Your best bet is to approach a company that specialises in this kind of thing.
Yahoo has also a Placemaker API. It is good only for locations but it has an universal id for all world locations.
It look that there is no standard in ISO list.
You could also try SAP's Data Quality solutions which are available in both a server platform is processing a large number of requests or as an embeddable SDK if you wanted to run it in process with your application. We use it in our application and it's very robust and scalable.
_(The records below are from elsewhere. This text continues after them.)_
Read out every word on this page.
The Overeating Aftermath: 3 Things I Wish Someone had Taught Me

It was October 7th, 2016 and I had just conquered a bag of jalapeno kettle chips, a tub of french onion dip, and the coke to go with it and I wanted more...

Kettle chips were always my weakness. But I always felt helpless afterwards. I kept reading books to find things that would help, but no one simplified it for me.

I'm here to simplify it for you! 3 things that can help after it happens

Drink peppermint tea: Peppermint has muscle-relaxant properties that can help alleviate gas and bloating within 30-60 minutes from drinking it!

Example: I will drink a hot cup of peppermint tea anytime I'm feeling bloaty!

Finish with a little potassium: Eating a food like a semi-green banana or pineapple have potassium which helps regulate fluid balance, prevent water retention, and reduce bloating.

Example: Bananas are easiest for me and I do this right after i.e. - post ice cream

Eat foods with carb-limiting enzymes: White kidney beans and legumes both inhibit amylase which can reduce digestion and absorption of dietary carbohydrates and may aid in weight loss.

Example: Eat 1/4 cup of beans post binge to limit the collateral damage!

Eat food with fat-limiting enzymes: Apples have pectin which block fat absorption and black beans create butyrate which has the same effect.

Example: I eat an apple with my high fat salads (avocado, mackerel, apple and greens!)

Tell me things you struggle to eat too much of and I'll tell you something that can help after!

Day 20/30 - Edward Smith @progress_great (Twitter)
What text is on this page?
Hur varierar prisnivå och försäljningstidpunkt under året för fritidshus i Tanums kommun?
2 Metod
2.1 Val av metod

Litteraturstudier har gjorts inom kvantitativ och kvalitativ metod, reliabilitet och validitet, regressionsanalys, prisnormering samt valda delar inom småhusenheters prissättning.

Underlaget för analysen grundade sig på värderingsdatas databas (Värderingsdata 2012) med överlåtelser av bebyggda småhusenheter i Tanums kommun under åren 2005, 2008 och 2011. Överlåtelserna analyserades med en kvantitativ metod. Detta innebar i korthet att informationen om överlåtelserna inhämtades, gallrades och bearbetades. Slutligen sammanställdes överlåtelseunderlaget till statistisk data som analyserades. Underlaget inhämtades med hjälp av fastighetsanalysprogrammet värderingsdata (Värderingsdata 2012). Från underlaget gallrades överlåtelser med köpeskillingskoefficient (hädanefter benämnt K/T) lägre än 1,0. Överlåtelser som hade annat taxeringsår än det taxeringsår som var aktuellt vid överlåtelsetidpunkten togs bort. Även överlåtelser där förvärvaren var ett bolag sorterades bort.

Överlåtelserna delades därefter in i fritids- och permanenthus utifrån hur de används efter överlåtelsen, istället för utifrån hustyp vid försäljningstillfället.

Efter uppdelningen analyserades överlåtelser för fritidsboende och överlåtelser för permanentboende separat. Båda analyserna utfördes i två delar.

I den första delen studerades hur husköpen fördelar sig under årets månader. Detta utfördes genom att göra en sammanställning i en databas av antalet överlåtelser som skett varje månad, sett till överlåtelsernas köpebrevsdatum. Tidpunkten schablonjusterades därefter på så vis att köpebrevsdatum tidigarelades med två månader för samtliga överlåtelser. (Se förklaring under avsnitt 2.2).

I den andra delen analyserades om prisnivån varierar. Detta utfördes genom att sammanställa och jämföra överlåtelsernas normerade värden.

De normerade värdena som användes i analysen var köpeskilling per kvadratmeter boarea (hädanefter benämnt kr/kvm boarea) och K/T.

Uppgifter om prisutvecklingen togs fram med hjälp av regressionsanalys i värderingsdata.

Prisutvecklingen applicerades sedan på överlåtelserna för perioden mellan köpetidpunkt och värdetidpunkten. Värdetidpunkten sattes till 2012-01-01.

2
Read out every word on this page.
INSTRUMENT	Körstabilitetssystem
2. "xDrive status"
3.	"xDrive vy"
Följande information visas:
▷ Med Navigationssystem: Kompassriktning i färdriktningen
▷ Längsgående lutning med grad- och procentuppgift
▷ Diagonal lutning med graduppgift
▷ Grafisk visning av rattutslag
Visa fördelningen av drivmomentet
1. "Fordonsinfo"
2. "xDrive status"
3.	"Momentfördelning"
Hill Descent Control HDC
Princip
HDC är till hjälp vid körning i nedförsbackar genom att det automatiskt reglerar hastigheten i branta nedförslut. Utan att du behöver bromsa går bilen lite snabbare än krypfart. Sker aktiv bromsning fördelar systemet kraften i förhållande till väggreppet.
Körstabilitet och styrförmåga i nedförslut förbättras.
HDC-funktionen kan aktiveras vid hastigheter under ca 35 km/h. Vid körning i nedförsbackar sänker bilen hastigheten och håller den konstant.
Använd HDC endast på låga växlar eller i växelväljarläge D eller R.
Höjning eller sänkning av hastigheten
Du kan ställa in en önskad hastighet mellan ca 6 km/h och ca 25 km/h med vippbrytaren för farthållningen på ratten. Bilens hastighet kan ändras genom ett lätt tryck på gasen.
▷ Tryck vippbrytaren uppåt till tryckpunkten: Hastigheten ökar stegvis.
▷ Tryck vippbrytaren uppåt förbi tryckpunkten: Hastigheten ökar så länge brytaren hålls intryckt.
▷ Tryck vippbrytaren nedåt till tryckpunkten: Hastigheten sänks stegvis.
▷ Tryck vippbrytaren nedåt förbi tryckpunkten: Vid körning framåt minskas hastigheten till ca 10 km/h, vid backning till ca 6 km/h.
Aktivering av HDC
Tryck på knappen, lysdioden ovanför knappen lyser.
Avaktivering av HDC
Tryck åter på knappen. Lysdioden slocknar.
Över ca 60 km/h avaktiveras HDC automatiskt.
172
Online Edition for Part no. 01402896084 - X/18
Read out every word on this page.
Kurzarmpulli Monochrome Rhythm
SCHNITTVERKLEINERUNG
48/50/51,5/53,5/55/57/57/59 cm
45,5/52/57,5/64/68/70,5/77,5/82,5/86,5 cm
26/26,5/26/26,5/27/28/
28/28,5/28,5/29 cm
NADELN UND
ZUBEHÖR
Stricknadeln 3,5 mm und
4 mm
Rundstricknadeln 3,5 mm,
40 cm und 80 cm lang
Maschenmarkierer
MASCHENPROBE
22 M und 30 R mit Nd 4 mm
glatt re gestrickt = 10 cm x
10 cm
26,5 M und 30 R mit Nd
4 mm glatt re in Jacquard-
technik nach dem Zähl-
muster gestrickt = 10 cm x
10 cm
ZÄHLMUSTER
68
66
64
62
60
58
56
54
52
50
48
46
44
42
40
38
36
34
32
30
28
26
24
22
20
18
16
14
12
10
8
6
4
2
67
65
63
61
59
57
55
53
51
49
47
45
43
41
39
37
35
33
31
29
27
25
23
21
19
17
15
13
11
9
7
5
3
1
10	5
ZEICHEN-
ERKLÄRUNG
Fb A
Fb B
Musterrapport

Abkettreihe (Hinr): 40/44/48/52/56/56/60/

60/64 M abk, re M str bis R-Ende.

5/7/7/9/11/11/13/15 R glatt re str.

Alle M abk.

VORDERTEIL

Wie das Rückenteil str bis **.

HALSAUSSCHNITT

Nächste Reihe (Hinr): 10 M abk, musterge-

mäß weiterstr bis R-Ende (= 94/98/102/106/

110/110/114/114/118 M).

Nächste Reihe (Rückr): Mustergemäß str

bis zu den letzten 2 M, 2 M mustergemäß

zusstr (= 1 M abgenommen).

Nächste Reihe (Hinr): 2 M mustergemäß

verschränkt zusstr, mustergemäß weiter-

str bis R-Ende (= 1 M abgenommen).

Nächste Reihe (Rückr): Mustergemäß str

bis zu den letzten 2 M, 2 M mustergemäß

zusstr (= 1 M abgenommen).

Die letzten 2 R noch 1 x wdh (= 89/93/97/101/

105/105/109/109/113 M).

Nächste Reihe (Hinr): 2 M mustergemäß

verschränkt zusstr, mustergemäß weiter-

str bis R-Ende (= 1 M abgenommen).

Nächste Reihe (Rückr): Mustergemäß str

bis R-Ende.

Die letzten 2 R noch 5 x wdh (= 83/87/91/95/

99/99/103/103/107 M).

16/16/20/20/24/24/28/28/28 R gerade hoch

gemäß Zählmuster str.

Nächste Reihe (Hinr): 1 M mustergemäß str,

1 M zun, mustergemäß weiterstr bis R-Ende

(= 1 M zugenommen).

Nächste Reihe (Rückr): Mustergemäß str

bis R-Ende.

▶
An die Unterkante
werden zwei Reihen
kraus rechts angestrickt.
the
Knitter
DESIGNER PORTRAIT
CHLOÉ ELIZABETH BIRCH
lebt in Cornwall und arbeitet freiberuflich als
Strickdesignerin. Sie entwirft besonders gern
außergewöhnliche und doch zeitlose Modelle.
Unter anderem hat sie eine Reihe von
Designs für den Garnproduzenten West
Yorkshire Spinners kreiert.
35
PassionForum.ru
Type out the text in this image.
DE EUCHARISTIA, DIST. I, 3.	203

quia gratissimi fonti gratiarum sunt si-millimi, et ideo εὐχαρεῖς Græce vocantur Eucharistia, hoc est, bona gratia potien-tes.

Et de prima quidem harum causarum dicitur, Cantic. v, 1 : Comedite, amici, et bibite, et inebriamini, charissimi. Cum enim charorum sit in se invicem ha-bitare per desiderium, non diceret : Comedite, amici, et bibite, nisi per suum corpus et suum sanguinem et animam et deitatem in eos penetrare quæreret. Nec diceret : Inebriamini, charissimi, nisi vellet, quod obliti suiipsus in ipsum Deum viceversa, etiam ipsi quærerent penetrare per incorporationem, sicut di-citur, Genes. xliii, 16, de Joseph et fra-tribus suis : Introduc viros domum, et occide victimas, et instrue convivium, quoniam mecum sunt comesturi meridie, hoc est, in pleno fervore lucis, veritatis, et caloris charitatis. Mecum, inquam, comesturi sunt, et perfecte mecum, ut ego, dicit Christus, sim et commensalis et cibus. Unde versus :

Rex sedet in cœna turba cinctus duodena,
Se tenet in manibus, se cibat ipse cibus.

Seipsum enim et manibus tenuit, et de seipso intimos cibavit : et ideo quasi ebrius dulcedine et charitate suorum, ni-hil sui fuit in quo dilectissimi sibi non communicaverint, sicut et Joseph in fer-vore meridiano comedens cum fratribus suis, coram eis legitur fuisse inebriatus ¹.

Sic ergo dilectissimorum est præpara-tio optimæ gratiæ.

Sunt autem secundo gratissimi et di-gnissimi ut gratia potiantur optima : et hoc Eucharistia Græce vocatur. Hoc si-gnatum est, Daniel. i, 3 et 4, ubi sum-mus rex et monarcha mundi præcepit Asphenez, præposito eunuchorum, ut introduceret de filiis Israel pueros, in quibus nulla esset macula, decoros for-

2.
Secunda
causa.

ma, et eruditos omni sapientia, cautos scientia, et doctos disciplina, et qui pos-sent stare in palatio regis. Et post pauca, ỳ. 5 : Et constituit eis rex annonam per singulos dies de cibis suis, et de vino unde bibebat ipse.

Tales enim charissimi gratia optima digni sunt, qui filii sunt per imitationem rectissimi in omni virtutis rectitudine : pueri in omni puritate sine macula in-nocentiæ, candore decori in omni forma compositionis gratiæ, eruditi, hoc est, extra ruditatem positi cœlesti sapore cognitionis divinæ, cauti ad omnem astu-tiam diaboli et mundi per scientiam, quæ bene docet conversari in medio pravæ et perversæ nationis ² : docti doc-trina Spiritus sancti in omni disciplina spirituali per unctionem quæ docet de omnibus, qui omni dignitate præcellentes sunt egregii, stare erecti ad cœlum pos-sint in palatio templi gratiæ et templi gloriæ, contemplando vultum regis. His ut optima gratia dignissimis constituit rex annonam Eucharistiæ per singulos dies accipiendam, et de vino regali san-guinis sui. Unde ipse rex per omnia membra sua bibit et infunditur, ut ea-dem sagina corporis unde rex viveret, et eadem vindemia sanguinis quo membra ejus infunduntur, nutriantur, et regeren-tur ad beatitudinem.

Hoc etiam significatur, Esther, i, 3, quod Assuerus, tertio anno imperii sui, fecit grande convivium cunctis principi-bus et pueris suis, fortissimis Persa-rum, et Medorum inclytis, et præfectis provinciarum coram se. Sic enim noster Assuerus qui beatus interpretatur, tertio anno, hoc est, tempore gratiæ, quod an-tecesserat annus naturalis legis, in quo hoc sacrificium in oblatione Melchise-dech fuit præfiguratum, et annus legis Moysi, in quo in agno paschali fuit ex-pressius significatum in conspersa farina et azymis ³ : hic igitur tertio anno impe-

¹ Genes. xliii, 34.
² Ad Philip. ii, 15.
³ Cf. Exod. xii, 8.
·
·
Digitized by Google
NAICS.com is coming out with an API that will add all kinds of key business data including street address. This would happen on the fly as your site's forms are processed. https://www.naics.com/business-intelligence-api/
You can try Pitney Bowes “IdentifyAddress” Api available at - https://identify.pitneybowes.com/
The service analyses and compares the input addresses against the known address databases around the world to output a standardized detail. It corrects addresses, adds missing postal information and formats it using the format preferred by the applicable postal authority. I also uses additional address databases so it can provide enhanced detail, including address quality, type of address, transliteration (such as from Chinese Kanji to Latin characters) and whether an address is validated to the premise/house number, street, or city level of reference information.
You will find a lot of samples and sdk available on the site and i found it extremely easy to integrate.
For US addresses you can require a valid state, and verify that the zip is valid. You could even check that the zip code is in the right state, but beyond that I don't think there are many tests you could run that wouldn't provide a lot of false negatives.
What are you trying to do -- prevent simple mistakes or enforcing some kind of identity check?